When the bill was dropped on the table, I picked it up and did a double take. The total was 79 RMB, about $11—just over $1 per person. I was able to take everyone out after all. The same night, Becky had dinner with friends at one of the city’s hippest new restaurants, a massive glass structure designed by a French artist, where they paid $40 per entrée for limp, uninspired Western cuisine. The extreme contrast between our meals summed up a lot about lif
e in Beijing, where many different economies and worlds existed side by side.

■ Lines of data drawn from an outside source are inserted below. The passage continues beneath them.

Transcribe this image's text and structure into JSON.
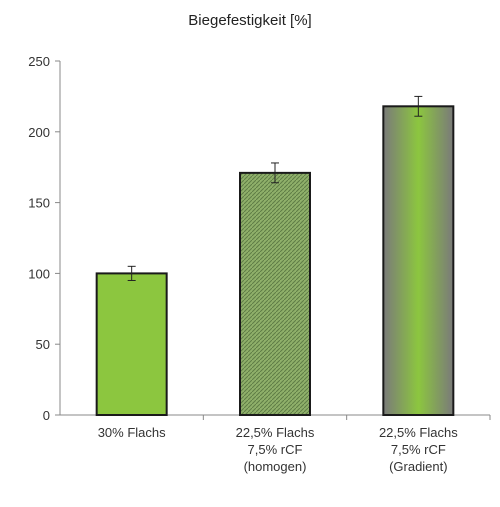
{
  "chart_data": {
    "type": "bar",
    "title": "Biegefestigkeit [%]",
    "xlabel": "",
    "ylabel": "",
    "ylim": [
      0,
      250
    ],
    "yticks": [
      0,
      50,
      100,
      150,
      200,
      250
    ],
    "grid": false,
    "categories": [
      [
        "30% Flachs"
      ],
      [
        "22,5% Flachs",
        "7,5% rCF",
        "(homogen)"
      ],
      [
        "22,5% Flachs",
        "7,5% rCF",
        "(Gradient)"
      ]
    ],
    "values": [
      100,
      171,
      218
    ],
    "error": [
      5,
      7,
      7
    ],
    "bar_styles": [
      "solid",
      "hatched",
      "gradient"
    ],
    "colors": {
      "green": "#8CC63F",
      "hatch": "#7d9a5f",
      "gray": "#7a7a7a",
      "edge": "#1a1a1a",
      "axis": "#888888"
    }
  }
}
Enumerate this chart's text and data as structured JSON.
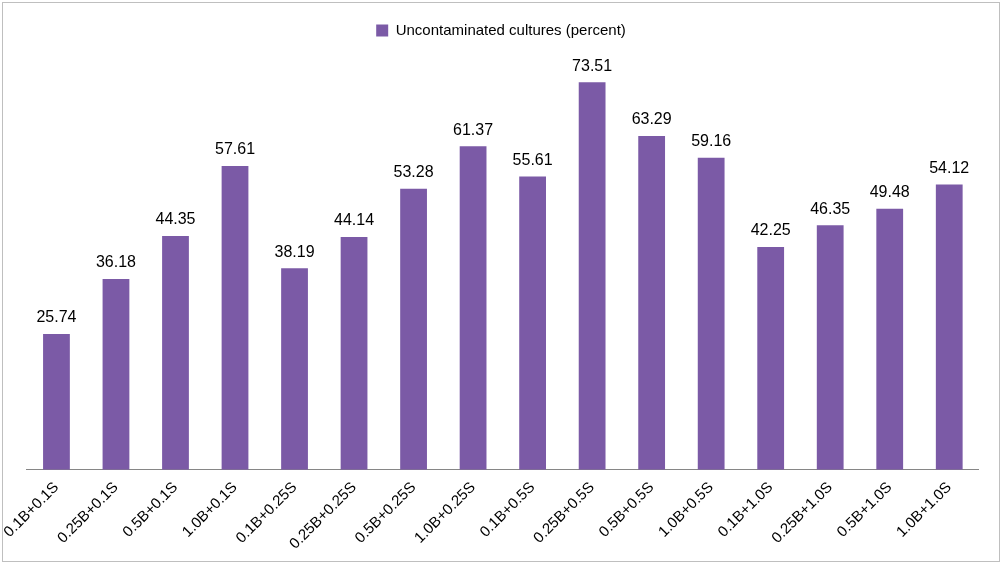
{
  "chart_data": {
    "type": "bar",
    "categories": [
      "0.1B+0.1S",
      "0.25B+0.1S",
      "0.5B+0.1S",
      "1.0B+0.1S",
      "0.1B+0.25S",
      "0.25B+0.25S",
      "0.5B+0.25S",
      "1.0B+0.25S",
      "0.1B+0.5S",
      "0.25B+0.5S",
      "0.5B+0.5S",
      "1.0B+0.5S",
      "0.1B+1.0S",
      "0.25B+1.0S",
      "0.5B+1.0S",
      "1.0B+1.0S"
    ],
    "series": [
      {
        "name": "Uncontaminated cultures (percent)",
        "color": "#7b5aa6",
        "values": [
          25.74,
          36.18,
          44.35,
          57.61,
          38.19,
          44.14,
          53.28,
          61.37,
          55.61,
          73.51,
          63.29,
          59.16,
          42.25,
          46.35,
          49.48,
          54.12
        ]
      }
    ],
    "data_labels": true,
    "legend": "top",
    "grid": false
  }
}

At the Stone Boat, Woodie told me that his friend Powell Young, the “Chinese king of shred guitar,” was there. “Shred” is a form of extremely fast, pyrotechnic guitar playing that peaked in the late 1980s and early 1990s. The demanding style retained a dedicated core of devotees, and I had spent plenty of time writing about it for Guitar World. The idea of having the king of Chinese shred join us seemed both hilarious and awesome. I told Woodie to pick a song and call him up.

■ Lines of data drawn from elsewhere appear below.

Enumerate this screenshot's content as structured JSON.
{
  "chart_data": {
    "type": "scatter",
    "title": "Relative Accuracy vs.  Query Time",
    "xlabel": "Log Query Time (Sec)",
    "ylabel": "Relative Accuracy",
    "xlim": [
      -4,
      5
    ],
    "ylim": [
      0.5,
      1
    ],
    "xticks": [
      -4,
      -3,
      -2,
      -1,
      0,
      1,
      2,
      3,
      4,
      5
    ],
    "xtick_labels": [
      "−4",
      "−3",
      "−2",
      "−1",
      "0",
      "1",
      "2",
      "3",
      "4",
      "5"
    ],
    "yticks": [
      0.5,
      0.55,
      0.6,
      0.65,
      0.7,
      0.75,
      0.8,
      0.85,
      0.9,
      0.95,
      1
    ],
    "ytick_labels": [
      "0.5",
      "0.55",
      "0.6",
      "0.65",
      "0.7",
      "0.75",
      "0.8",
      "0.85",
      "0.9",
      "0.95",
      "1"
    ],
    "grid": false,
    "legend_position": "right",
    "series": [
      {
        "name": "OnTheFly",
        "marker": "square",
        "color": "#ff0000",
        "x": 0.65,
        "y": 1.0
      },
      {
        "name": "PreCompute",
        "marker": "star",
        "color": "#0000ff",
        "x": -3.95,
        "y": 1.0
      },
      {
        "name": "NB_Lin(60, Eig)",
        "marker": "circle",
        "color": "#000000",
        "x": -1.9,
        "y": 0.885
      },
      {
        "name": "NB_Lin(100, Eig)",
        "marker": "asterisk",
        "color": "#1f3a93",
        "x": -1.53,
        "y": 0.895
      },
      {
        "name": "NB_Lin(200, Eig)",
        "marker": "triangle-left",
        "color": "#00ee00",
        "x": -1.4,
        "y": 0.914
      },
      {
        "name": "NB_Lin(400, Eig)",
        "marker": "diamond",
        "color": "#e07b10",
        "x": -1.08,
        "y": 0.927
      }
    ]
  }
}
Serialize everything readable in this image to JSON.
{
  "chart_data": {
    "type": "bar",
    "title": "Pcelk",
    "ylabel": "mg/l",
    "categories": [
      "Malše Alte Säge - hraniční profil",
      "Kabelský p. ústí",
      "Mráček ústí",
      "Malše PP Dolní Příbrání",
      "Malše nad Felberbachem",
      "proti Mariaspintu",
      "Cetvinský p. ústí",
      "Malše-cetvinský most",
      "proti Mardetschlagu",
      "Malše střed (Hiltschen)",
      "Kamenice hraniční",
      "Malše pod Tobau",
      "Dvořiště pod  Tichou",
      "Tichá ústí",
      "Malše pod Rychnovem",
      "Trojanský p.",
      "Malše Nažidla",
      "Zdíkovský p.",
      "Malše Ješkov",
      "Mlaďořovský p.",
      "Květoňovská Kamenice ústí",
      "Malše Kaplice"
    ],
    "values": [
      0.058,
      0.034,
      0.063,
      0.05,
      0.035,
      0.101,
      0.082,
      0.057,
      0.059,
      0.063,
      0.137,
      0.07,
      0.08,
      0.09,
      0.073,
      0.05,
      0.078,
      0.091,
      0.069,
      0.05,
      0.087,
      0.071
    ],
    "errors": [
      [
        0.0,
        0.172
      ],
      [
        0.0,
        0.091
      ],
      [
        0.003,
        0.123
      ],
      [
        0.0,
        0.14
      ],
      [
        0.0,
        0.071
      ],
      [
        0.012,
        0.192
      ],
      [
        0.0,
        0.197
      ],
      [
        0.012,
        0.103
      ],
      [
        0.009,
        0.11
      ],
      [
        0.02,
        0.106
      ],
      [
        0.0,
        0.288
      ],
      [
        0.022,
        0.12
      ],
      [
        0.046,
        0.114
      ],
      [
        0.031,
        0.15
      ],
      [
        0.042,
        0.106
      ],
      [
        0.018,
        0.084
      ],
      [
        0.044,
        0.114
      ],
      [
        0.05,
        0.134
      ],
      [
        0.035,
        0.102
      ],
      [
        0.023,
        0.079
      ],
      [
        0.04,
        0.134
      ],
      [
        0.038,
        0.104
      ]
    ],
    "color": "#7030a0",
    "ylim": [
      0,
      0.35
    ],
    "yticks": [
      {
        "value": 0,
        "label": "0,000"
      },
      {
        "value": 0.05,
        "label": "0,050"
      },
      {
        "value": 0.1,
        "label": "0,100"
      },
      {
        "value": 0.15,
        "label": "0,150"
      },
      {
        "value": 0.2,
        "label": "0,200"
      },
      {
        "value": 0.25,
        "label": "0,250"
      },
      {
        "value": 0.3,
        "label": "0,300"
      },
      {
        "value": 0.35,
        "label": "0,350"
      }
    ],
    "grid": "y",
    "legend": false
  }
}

“He plays really wild and fast.”
“Can’t he control himself and fit in?”
“I don’t think so. When he’s onstage, he’s in the spotlight. That’s the only way he knows.”
“Just go for it when the moment seems right.”
We were loose and comfortable from an afternoon of hanging out together and confident because we had just played. By the time we took the stage for our second set, at about 11:30, the large crowd on the outer patio had cleared and only about twenty-five people remained, most of them Woodie’s friends.
As we launched into the tribal rhythm of our final song, “Not Fade Away,” a Buddy Holly tune fueled by a furious Bo Diddley beat, Woodie locked eyes with Powell and gestured for him. As Dave played a honking solo, Powell, who was sitting inside drinking with a gang of friends, ran up and took the guitar out of Woodie’s hands.
Powell began playing a solo that grew increasingly fevered and outlandish. His right, picking hand flew up the neck to join his left hand, and he let fly a barrage of tapped notes, a difficult technique that allows you to play with eye-popping speed. Lu Wei started going wild, playing extravagant drum fills while pushing the rhythm and driving Powell deeper into frenzy.